BASE Form 4: William R. Carey Sells 3,507 Shares to Cover RSU Taxes
Rhea-AI Filing Summary
William R. Carey, Interim CFO & CAO and director of Couchbase, Inc. (BASE), reported a sale of 3,507 shares of common stock on 09/16/2025 at a price of $24.4068 per share. After the transaction, the reporting person beneficially owned 88,936 shares. The Form 4 states the shares were sold to satisfy tax withholding obligations arising from the vesting and settlement of restricted stock units (a "sell-to-cover" transaction) and was not a discretionary trade by the reporting person. The filing was signed by Margaret Chow by power of attorney on behalf of William R. Carey on 09/18/2025.
Positive
- Transparent disclosure of the transaction including date, price, quantity, and post-transaction holdings
- Explicit explanation that the sale was a sell-to-cover for tax withholding related to RSU vesting, not a discretionary sale
- Filing completeness: reporting person, role (Interim CFO & CAO and director), and signature by power of attorney are provided
Negative
- Reduction in beneficial ownership by 3,507 shares resulting from the sell-to-cover transaction
Insights
TL;DR: Routine sell-to-cover of RSUs by an officer; small reduction in holdings with no discretionary sale indicated.

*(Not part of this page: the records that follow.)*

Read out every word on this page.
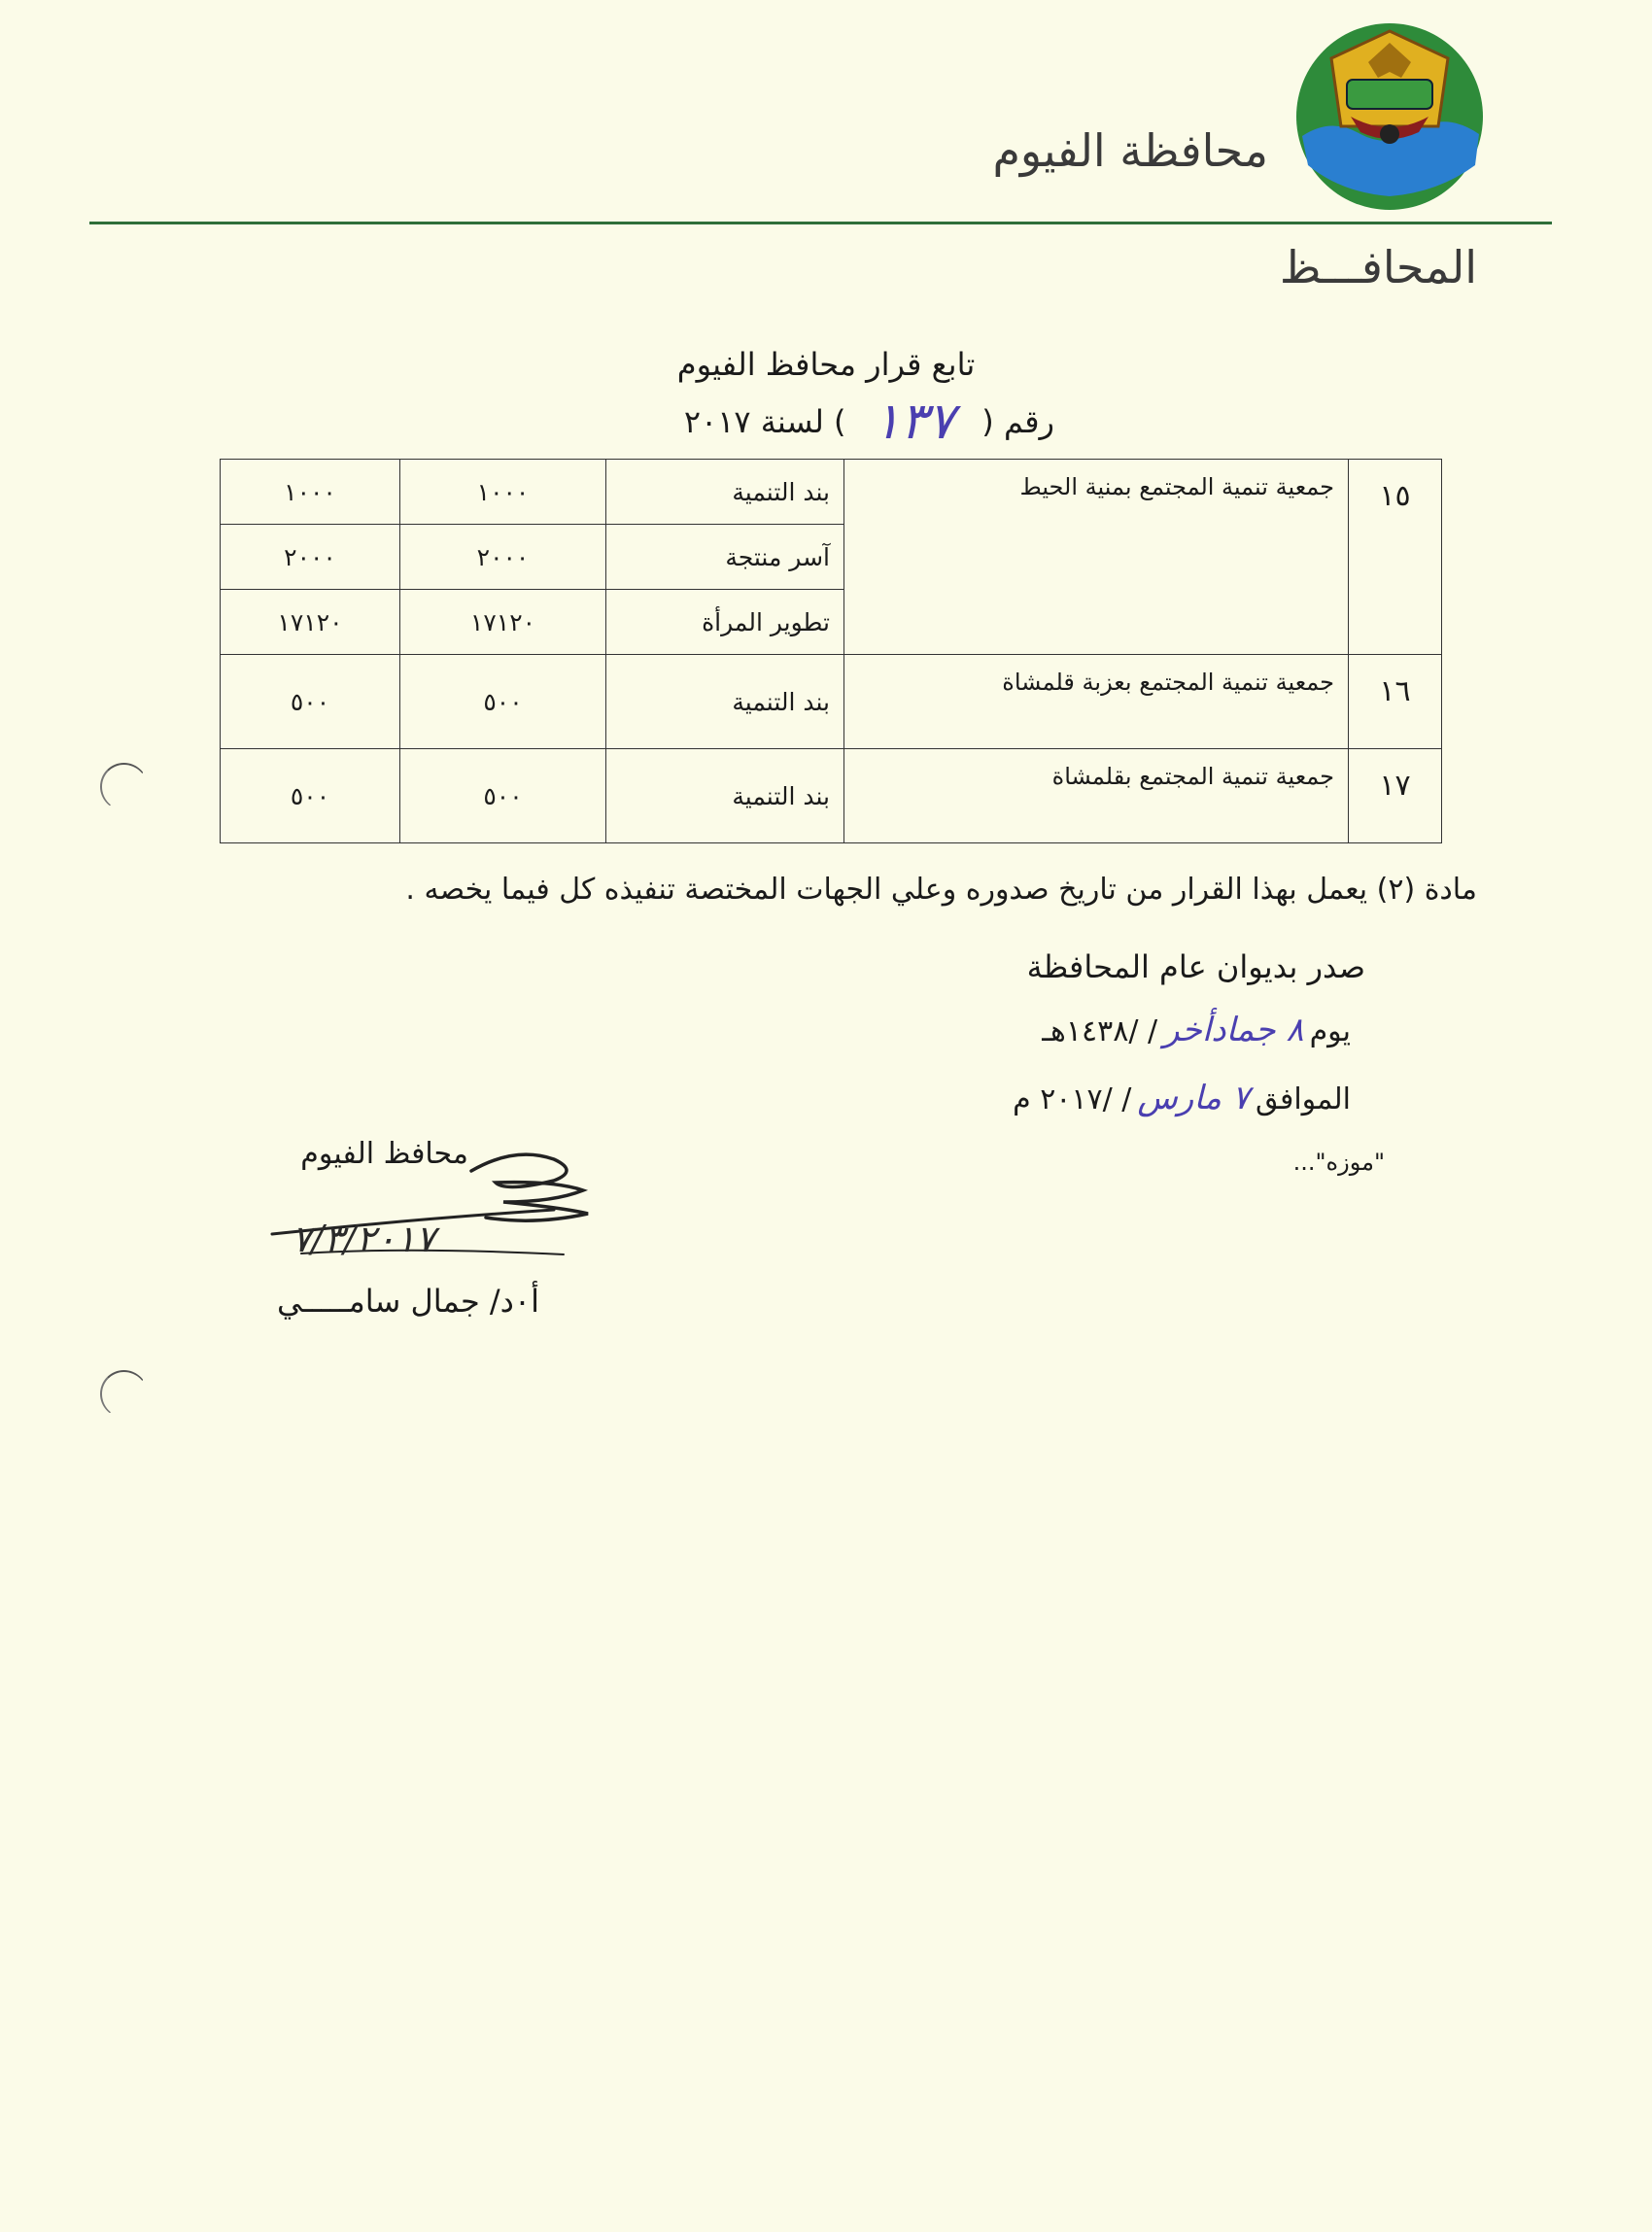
محافظة الفيوم
المحافـــظ
تابع قرار محافظ الفيوم
رقم (
١٣٧
) لسنة ٢٠١٧
١٥	جمعية تنمية المجتمع بمنية الحيط	بند التنمية	١٠٠٠	١٠٠٠
		آسر منتجة	٢٠٠٠	٢٠٠٠
		تطوير المرأة	١٧١٢٠	١٧١٢٠
١٦	جمعية تنمية المجتمع بعزبة قلمشاة	بند التنمية	٥٠٠	٥٠٠
١٧	جمعية تنمية المجتمع بقلمشاة	بند التنمية	٥٠٠	٥٠٠
مادة (٢) يعمل بهذا القرار من تاريخ صدوره وعلي الجهات المختصة تنفيذه كل فيما يخصه .
صدر بديوان عام المحافظة
يوم
٨ جمادأخر
/ /١٤٣٨هـ
الموافق
٧ مارس
/ /٢٠١٧ م
"موزه"...
محافظ الفيوم
٧/٣/٢٠١٧
أ٠د/ جمال سامـــــي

The Form 4 discloses a non-discretionary sale of 3,507 shares at $24.4068 per share to satisfy tax withholding tied to RSU vesting. This type of transaction is common when equity awards vest and generally does not signal a change in insider conviction. The reporting person still retains 88,936 shares, preserving continued ownership alignment with shareholders. No derivative transactions or other compensatory arrangements are reported on this form.
TL;DR: Disclosure is timely and specific; transaction is described as administrative sell-to-cover rather than a voluntary disposition.
The filing identifies the reporting person, roles (Interim CFO & CAO and director), transaction date, quantity sold, price, and post-transaction holdings, and includes an explicit explanation that the sale was to cover tax withholding for RSU settlement. The form was executed by a power of attorney, which is disclosed. From a governance perspective, the report meets Section 16 disclosure requirements and provides the necessary context to distinguish administrative sales from discretionary insider trading.